I managed to temporary fix it after some detours (mostly due to my very slow IPMI). My issue turns out to be related to
org.zfsonlinux:large_dnode = active.
This was an old HP BL460C G6 with a p410i (not an ideal setting to run ZFS). I setup two HW RAID0 on the raid card (because p410i does not allow SATA-ACHI/JBOD mode) and formed a standard ZFS RAID1 PVE install via ISO in Nov. 2020. For a while it was fine, then until last week when I reboot the server, it goes to grub rescue with the same behavior in this post.
Initially, I thought this is an old-HP-specific issue and tried the USB boot approach, but didn't works (although I'd suspect my slow IPMI is to blame). So I then googled similar grub failure in ZFS and found some post citing the root cause to dnodesize in zpool is not set to legacy, which will cause grub to failed to read the ZFS partition when large_dnode is active, resulted in unknown filesystem:
https://lucatnt.com/2020/05/grub-unknown-filesystem-on-zfs-based-proxmox/
https://forum.proxmox.com/threads/grub-probe-error-unknown-filesystem.52436/
https://www.reddit.com/r/zfs/comments/g9mtll/linux_zfs_root_issue_grub2_hates_dnodesizeauto/
Then I check the zpool on my broken server:
# zpool get feature@large_dnode
NAME PROPERTY VALUE SOURCE
rpool feature@large_dnode active local
And on another working install:
root@good-one:~# zpool get feature@large_dnode
NAME PROPERTY VALUE SOURCE
rpool feature@large_dnode enabled local
From ZFS doc, it stated:
This feature becomes active once a dataset contains an object with a dnode larger than 512B, which occurs as a result of setting the dnodesize dataset property to a value other than legacy.

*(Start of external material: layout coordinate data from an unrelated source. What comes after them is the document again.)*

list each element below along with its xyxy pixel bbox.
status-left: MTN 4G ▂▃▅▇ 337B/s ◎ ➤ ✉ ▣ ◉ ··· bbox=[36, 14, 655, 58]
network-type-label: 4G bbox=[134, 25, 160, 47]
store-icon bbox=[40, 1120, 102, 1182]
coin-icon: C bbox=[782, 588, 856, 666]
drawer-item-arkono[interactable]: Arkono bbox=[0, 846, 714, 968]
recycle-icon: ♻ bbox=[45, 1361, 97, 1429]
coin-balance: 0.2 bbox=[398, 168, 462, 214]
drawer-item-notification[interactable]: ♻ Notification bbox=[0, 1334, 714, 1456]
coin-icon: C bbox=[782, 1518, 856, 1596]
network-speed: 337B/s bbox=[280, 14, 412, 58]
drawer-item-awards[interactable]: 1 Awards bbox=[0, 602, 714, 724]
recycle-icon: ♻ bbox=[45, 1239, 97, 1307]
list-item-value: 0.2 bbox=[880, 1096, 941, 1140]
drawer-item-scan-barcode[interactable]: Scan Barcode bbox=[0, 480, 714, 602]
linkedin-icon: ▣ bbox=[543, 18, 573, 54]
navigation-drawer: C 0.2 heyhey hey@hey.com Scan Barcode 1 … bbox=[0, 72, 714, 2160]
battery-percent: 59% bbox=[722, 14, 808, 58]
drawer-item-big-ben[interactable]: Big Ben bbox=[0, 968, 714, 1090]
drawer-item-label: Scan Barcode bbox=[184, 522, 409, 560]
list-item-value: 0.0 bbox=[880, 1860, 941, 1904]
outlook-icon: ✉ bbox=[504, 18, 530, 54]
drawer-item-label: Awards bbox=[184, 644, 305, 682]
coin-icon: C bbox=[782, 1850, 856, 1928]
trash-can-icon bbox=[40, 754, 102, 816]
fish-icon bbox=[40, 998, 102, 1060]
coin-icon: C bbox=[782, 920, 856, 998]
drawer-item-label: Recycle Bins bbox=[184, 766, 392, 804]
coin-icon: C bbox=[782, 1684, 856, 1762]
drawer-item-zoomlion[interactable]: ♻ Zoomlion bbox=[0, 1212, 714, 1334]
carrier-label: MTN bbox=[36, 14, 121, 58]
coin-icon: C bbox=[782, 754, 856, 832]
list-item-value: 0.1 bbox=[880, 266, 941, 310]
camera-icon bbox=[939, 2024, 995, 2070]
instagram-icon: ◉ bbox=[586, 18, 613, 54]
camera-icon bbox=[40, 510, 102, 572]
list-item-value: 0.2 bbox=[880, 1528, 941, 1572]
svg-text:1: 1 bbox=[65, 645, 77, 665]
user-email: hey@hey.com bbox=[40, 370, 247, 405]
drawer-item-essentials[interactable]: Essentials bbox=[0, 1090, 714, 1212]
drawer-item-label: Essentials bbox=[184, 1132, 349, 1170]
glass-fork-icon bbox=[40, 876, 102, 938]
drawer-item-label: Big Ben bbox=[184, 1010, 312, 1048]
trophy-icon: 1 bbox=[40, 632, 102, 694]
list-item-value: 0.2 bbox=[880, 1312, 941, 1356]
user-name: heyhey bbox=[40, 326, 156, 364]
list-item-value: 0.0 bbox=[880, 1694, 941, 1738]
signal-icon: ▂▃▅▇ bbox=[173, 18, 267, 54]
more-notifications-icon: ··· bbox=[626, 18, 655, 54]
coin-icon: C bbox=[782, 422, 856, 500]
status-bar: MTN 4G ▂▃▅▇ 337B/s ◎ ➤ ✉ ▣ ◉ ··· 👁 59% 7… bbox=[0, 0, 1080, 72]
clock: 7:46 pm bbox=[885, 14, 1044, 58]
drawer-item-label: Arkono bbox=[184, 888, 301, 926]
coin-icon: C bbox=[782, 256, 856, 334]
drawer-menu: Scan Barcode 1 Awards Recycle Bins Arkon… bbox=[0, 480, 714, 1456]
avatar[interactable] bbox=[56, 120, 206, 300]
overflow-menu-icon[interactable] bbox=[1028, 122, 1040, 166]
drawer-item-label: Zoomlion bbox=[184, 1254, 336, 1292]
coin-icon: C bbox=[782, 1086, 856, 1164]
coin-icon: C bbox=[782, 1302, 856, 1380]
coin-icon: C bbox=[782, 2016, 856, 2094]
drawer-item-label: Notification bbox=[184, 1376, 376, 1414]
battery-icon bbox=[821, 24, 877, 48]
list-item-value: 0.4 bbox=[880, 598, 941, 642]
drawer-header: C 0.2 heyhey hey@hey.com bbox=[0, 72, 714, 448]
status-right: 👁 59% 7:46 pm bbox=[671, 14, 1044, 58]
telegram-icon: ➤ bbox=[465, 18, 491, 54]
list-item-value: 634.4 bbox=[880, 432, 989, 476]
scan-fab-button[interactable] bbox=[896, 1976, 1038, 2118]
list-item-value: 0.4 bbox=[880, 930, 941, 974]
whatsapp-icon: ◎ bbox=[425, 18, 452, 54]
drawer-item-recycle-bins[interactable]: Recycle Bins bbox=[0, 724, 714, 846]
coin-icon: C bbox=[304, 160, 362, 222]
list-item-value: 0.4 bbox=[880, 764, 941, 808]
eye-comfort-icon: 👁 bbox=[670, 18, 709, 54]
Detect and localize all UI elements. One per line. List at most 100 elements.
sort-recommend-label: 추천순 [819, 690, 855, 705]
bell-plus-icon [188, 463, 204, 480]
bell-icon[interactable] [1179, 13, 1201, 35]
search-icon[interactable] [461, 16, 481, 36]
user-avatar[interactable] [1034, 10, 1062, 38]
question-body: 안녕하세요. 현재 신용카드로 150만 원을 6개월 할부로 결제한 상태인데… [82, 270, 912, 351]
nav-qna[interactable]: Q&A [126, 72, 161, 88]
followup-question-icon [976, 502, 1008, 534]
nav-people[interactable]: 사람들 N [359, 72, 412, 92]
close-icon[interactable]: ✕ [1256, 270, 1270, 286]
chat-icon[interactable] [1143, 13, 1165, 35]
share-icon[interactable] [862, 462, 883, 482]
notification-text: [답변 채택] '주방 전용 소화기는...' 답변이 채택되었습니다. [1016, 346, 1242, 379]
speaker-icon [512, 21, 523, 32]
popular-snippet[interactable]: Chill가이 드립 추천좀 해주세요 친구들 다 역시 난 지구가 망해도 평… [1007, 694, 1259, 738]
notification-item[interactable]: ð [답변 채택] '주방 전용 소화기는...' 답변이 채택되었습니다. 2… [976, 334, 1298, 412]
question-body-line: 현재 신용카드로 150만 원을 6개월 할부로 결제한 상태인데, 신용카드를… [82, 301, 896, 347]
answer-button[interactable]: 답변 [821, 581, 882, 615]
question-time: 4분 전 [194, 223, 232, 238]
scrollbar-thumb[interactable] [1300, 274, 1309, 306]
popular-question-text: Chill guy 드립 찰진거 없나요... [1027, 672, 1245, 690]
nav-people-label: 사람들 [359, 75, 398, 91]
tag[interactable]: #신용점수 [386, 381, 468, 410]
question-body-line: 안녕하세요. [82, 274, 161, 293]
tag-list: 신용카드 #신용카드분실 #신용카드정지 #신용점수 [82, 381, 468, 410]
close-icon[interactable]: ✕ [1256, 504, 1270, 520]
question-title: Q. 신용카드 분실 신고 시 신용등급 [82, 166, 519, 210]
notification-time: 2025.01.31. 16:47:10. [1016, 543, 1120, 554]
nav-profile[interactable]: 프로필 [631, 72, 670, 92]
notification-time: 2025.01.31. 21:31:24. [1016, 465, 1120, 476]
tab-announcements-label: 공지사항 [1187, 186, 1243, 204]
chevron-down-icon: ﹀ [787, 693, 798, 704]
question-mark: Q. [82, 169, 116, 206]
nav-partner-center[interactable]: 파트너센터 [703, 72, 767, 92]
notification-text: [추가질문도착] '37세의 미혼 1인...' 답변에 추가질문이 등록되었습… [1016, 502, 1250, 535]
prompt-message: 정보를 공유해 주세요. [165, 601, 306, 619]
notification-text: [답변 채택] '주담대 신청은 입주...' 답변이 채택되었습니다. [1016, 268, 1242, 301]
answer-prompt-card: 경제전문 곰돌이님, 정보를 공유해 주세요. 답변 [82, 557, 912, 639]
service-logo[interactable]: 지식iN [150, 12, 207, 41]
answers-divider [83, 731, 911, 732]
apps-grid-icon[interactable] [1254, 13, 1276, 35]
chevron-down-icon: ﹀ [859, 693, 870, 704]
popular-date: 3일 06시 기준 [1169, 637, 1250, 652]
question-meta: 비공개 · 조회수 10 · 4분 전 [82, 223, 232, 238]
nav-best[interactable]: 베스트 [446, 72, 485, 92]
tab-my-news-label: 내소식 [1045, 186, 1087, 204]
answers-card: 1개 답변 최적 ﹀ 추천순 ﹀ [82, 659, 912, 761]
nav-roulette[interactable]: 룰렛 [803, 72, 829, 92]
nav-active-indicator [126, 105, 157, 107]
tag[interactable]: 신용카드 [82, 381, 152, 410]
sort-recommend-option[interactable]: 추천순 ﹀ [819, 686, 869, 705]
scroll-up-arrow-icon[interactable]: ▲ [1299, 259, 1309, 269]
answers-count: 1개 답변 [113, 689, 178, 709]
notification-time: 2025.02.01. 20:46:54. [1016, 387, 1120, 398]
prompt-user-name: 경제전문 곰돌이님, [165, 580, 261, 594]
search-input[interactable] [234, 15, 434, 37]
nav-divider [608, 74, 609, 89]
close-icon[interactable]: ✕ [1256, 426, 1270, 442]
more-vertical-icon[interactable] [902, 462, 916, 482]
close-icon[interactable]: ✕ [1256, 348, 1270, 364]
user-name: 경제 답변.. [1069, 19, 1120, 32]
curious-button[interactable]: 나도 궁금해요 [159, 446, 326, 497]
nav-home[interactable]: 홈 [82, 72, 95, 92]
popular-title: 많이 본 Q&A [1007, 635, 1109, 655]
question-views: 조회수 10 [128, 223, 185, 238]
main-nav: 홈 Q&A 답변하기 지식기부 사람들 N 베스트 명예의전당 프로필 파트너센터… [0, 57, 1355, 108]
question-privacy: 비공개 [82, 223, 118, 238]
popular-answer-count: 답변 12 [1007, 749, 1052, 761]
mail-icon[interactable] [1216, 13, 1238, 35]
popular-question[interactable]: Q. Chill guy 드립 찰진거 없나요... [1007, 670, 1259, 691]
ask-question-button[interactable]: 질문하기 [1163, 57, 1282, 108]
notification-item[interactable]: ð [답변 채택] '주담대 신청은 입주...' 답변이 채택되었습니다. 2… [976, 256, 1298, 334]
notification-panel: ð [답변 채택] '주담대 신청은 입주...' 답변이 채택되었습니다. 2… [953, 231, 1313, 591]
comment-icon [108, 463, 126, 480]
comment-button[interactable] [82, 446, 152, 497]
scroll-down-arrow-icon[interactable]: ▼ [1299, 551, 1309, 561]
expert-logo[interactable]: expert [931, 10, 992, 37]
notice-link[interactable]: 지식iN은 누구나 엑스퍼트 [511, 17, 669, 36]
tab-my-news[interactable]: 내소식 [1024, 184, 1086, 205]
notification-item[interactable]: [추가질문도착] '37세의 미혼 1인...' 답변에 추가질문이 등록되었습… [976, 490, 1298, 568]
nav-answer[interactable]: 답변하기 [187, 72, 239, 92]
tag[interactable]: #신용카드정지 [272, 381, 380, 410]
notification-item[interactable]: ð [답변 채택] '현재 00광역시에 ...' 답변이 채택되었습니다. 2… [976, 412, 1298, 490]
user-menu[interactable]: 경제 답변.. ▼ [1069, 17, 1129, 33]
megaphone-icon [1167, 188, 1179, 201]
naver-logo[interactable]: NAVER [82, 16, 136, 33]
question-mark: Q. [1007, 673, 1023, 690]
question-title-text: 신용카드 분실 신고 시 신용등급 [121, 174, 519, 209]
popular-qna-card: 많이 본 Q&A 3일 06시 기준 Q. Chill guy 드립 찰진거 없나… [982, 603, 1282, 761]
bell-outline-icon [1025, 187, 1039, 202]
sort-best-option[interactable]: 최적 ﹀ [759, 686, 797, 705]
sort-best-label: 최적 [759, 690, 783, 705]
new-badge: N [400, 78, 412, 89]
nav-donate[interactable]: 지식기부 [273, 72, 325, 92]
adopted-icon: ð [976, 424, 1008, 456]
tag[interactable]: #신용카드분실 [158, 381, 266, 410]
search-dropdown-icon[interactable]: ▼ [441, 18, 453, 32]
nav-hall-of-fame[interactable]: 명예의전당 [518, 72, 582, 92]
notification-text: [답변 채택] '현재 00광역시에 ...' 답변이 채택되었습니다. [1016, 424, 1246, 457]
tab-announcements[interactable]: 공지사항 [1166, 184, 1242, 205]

The feature will return to being enabled once all filesystems that have ever contained a dnode larger than 512B are destroyed.
So it seems to me, PVE installer set
dnodesize=auto
not legacy. By default,
large_dnode=enabled
, at one point between my last reboot and this, a dataset contains an object with a dnode larger than 512B, then
large_dnode=active
, then grub failed at this reboot. However, I cannot find this active dataset with
zfs get -r dnodesize rpool
, all my datasets are legacy except snapshots so I cannot simply just remove a dataset to fix the issue (still searching on this one).
So following
this, I patched the grub to ignore reading
large_dnode
. Here's my step if anyone want to build a patched grub again:
Bash:
apt install git build-essential quilt debhelper patchutils flex bison po-debconf help2man texinfo gcc-8-multilib xfonts-unifont libfreetype6-dev libdevmapper-dev libsdl1.2-dev xorriso parted libfuse-dev ttf-dejavu-core liblzma-dev mtools pkg-config libefiboot-dev libefivar-dev
git clone git://git.proxmox.com/git/zfs-grub.git
cd zfs-grub
wget https://savannah.gnu.org/bugs/download.php?file_id=45313 -O pvepatches/ignore-large-dnode.patch
echo "ignore-large-dnode.patch" >> pvepatches/series
DEB_BUILD_OPTIONS=nocheck make deb
Then on the server with issue, use
apt list --installed | grep grub
to see the list of package u need to upload and replace, then run
dpkg -i *
and
update-grub
. After that, reboot should work.
Note 1: make sure your
rpool/ROOT/pve-1
has
dnodesize=legacy
in
zfs get -r dnodesize rpool
before applying the patch.
Note 2: This is a temporary fix. For more permanent fix, either find way to change large_dnode back to enabled. Or switch from grub to systemd-boot.